In this issue we decided to examine property prices, specifically looking at the changes in Sales Agreed since the start of January 2020.

The National View

The following chart shows the change in Sales Agreed volumes from August 2020 (Post-Covid lockdown) compared with January 2020 (Pre-Covid).

The first striking thing about the chart above is that there have been increases in the volume of sales agreed across all price bands. Overall, the volume of sales agreed in August compared to January 2020 has risen by almost 80%.

Property with lower prices have seen modest increases in sales agreed with the properties priced at less than £150k seeing a 37% increase and £150k to £250k band at 57%. All price brackets above £350k have seen greater than average rises. In particular, sales agreed on properties priced between £750k and £1m have risen by nearly 168% whilst the next bracket down (£500k-£750k) has also experienced similar increases.

Sales agreed on property priced above £1m have also increased substantially but in volume terms this is less than 2.5% of the total overall marketplace.

Whilst this is the national picture, pretty much every region in the UK follows the same trend – with lower priced properties performing less well and substantially more sales agreed in the upper-middle priced properties. There are however a couple of key differences which can be observed by looking at the South versus the North.

The South

If we draw an imaginary line from the mouth of the river Severn (near Bristol) to the base of the Wash (in East Anglia), the following chart portrays the change in Sales Agreed volumes from August 2020 (Post-Covid lockdown) compared with January 2020 (Pre-Covid).

The main difference observed here is that the volume of growth in the lower priced brackets is significantly lower in the South than nationally with the less than £150k band only increasing by 18%.

The North

If we take everywhere in the UK north of our imaginary line from the river Severn to the base of the Wash, the following chart portrays the change in Sales Agreed volumes from August 2020 (Post-Covid lockdown) compared with January 2020 (Pre-Covid).

The main differences observed here is any price band higher than £250k displays a much more dramatic improvement in sales agreed volume when compared to the national picture. In fact, sales agreed in the £1m to £2m price bracket saw the highest increase at nearly 250% (although were only 0.4% of national total).

In addition, even though sales agreed are rising much slower in the two lowest price brackets, these two price brackets combined still accounted for nearly 67% of all sales agreed in the North.
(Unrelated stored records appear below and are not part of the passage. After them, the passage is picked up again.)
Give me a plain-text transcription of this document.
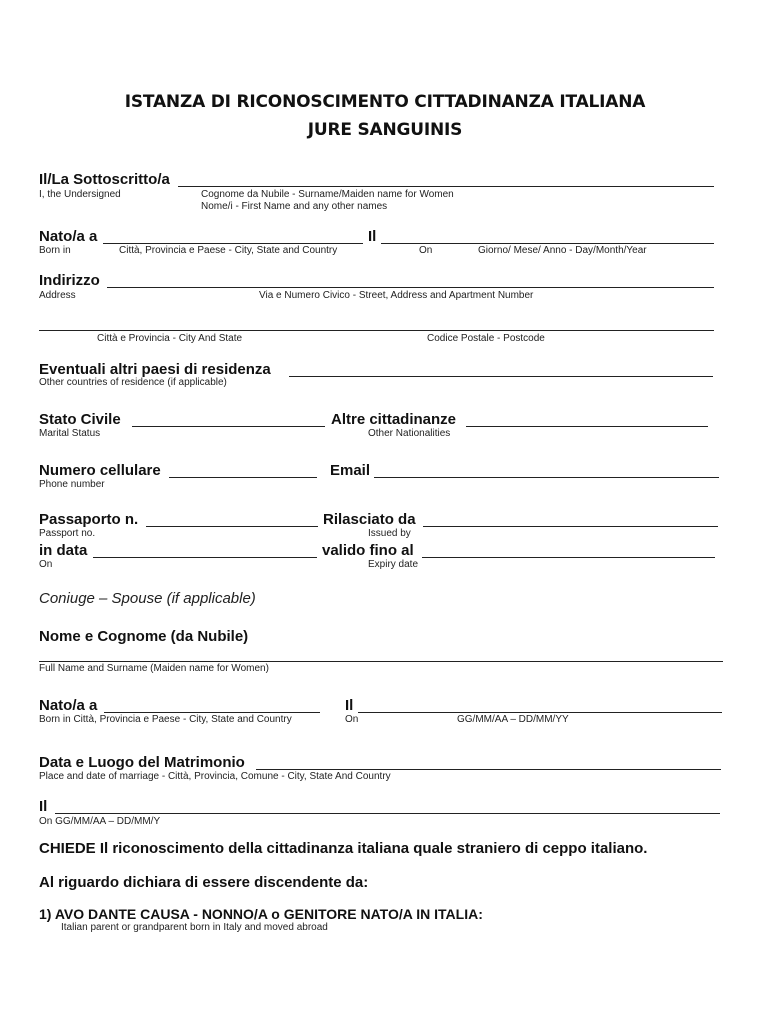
ISTANZA DI RICONOSCIMENTO CITTADINANZA ITALIANA
JURE SANGUINIS
Il/La Sottoscritto/a
I, the Undersigned	Cognome da Nubile - Surname/Maiden name for Women
Nome/i - First Name and any other names
Nato/a a	Il
Born in	Città, Provincia e Paese - City, State and Country	On	Giorno/ Mese/ Anno - Day/Month/Year
Indirizzo
Address	Via e Numero Civico - Street, Address and Apartment Number
Città e Provincia - City And State	Codice Postale - Postcode
Eventuali altri paesi di residenza
Other countries of residence (if applicable)
Stato Civile	Altre cittadinanze
Marital Status	Other Nationalities
Numero cellulare	Email
Phone number
Passaporto n.	Rilasciato da
Passport no.	Issued by
in data	valido fino al
On	Expiry date
Coniuge – Spouse (if applicable)
Nome e Cognome (da Nubile)
Full Name and Surname (Maiden name for Women)
Nato/a a	Il
Born in Città, Provincia e Paese - City, State and Country	On	GG/MM/AA – DD/MM/YY
Data e Luogo del Matrimonio
Place and date of marriage - Città, Provincia, Comune - City, State And Country
Il
On GG/MM/AA – DD/MM/Y
CHIEDE Il riconoscimento della cittadinanza italiana quale straniero di ceppo italiano.
Al riguardo dichiara di essere discendente da:
1) AVO DANTE CAUSA - NONNO/A o GENITORE NATO/A IN ITALIA:
Italian parent or grandparent born in Italy and moved abroad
A Covid-19 lockdown has had an effect nationally with mid to higher priced properties being sold at a much higher rate and growth in lower priced properties being significantly slower – why?
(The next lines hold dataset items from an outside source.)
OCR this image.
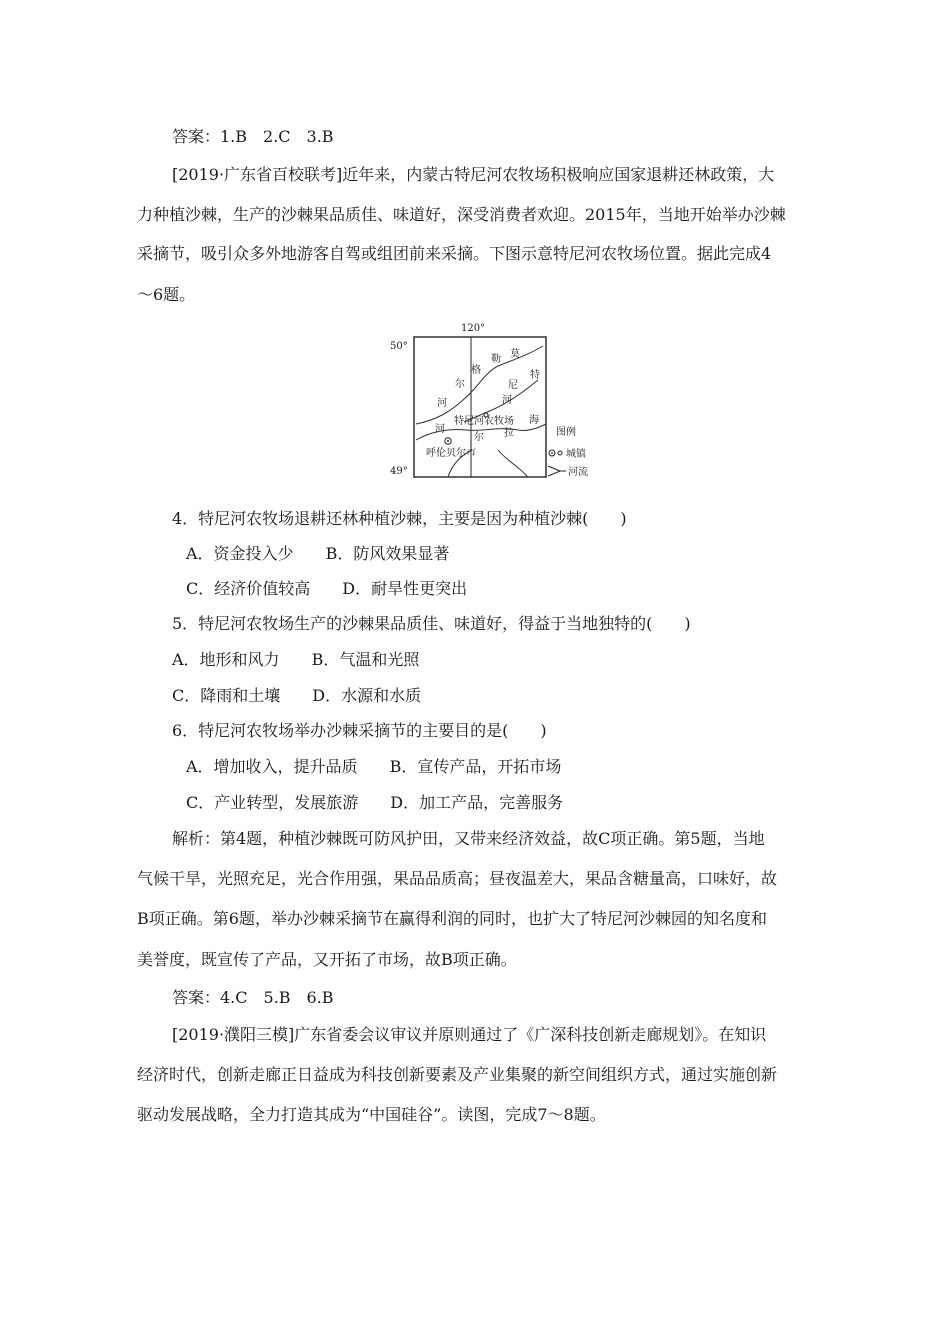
答案：1.B　2.C　3.B
[2019·广东省百校联考]近年来，内蒙古特尼河农牧场积极响应国家退耕还林政策，大
力种植沙棘，生产的沙棘果品质佳、味道好，深受消费者欢迎。2015年，当地开始举办沙棘
采摘节，吸引众多外地游客自驾或组团前来采摘。下图示意特尼河农牧场位置。据此完成4
～6题。
120°
50°
49°
莫
勒
格
尔
河
特
尼
河
海
拉
尔
河
特尼河农牧场
呼伦贝尔市
图例
城镇
河流
4．特尼河农牧场退耕还林种植沙棘，主要是因为种植沙棘(　　)
A．资金投入少 B．防风效果显著
C．经济价值较高 D．耐旱性更突出
5．特尼河农牧场生产的沙棘果品质佳、味道好，得益于当地独特的(　　)
A．地形和风力 B．气温和光照
C．降雨和土壤 D．水源和水质
6．特尼河农牧场举办沙棘采摘节的主要目的是(　　)
A．增加收入，提升品质 B．宣传产品，开拓市场
C．产业转型，发展旅游 D．加工产品，完善服务
解析：第4题，种植沙棘既可防风护田，又带来经济效益，故C项正确。第5题，当地
气候干旱，光照充足，光合作用强，果品品质高；昼夜温差大，果品含糖量高，口味好，故
B项正确。第6题，举办沙棘采摘节在赢得利润的同时，也扩大了特尼河沙棘园的知名度和
美誉度，既宣传了产品，又开拓了市场，故B项正确。
答案：4.C　5.B　6.B
[2019·濮阳三模]广东省委会议审议并原则通过了《广深科技创新走廊规划》。在知识
经济时代，创新走廊正日益成为科技创新要素及产业集聚的新空间组织方式，通过实施创新
驱动发展战略，全力打造其成为“中国硅谷”。读图，完成7～8题。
What is responsible for the high growth in Sales Agreed in the mid-higher tiers of property prices?

There are undoubtedly many issues at play here that we have spoken about in prior client briefings; the underlying property market strength is robust and this, coupled with the fact that we are currently experiencing a high level of pent up demand from Covid-19 lockdown, means that sales agreed numbers overall are very high.
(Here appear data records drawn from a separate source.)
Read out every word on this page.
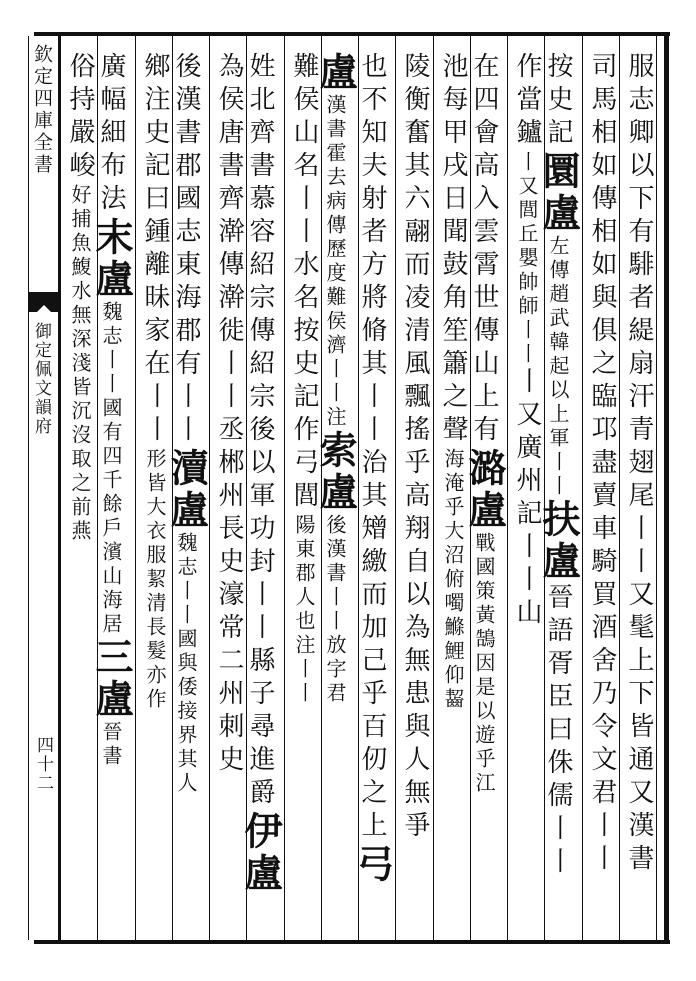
欽定四庫全書
御定佩文韻府
四十二	服志卿以下有騑者緹扇汗青翅尾丨丨又髦上下皆通又漢書
司馬相如傳相如與俱之臨邛盡賣車騎買酒舍乃令文君丨丨
按史記圜盧左傳趙武韓起以上軍丨丨扶盧晉語胥臣曰侏儒丨丨
作當鑪丨又閭丘嬰帥師丨丨丨又廣州記丨丨山
在四會高入雲霄世傳山上有潞盧戰國策黃鵠因是以遊乎江
池每甲戌日聞鼓角笙簫之聲海淹乎大沼俯噣鰷鯉仰齧
陵衡奮其六翮而凌清風飄搖乎高翔自以為無患與人無爭
也不知夫射者方將脩其丨丨治其矰繳而加己乎百仞之上弓
盧漢書霍去病傳歷度難侯濟丨丨注索盧後漢書丨丨放字君
難侯山名丨丨水名按史記作弓閭陽東郡人也注丨丨
姓北齊書慕容紹宗傳紹宗後以軍功封丨丨縣子尋進爵伊盧
為侯唐書齊澣傳澣徙丨丨丞郴州長史濠常二州刺史
後漢書郡國志東海郡有丨丨瀆盧魏志丨丨國與倭接界其人
鄉注史記曰鍾離昧家在丨丨形皆大衣服絜清長髮亦作
廣幅細布法末盧魏志丨丨國有四千餘戶濱山海居三盧晉書
俗持嚴峻好捕魚鰒水無深淺皆沉沒取之前燕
However, the answer to the question “why sales should be disproportionately high in the middle and higher property prices?” is a lot to do with the stamp duty holiday which started on the 8th July 2020. In effect, the buyers who stand the most to gain from the stamp duty holiday are purchasers of mid to higher priced property – buyers now save £15k on the purchase of a £720k property.

What is responsible for Sales Agreed growth being slow at lower property prices?

Well, less turnover at the lower end of property prices would suggest fewer First Time Buyers and this is borne out by some current features of the market:

  • Lending is more difficult – with lenders often asking for higher deposits.
  • First time buyers never really benefited that much from the stamp duty holiday because many would be buying property for under £125k which accrued no stamp duty charges anyway.
  • Arguably, uncertainty in the job market is disproportionately felt by the younger elements of the workforce and as such this will affect their buyer confidence.

In summary, all areas of the UK have seen lower levels of growth for sales agreed at lower property prices and higher levels of sales agreed in the middle and upper-middle property price brackets.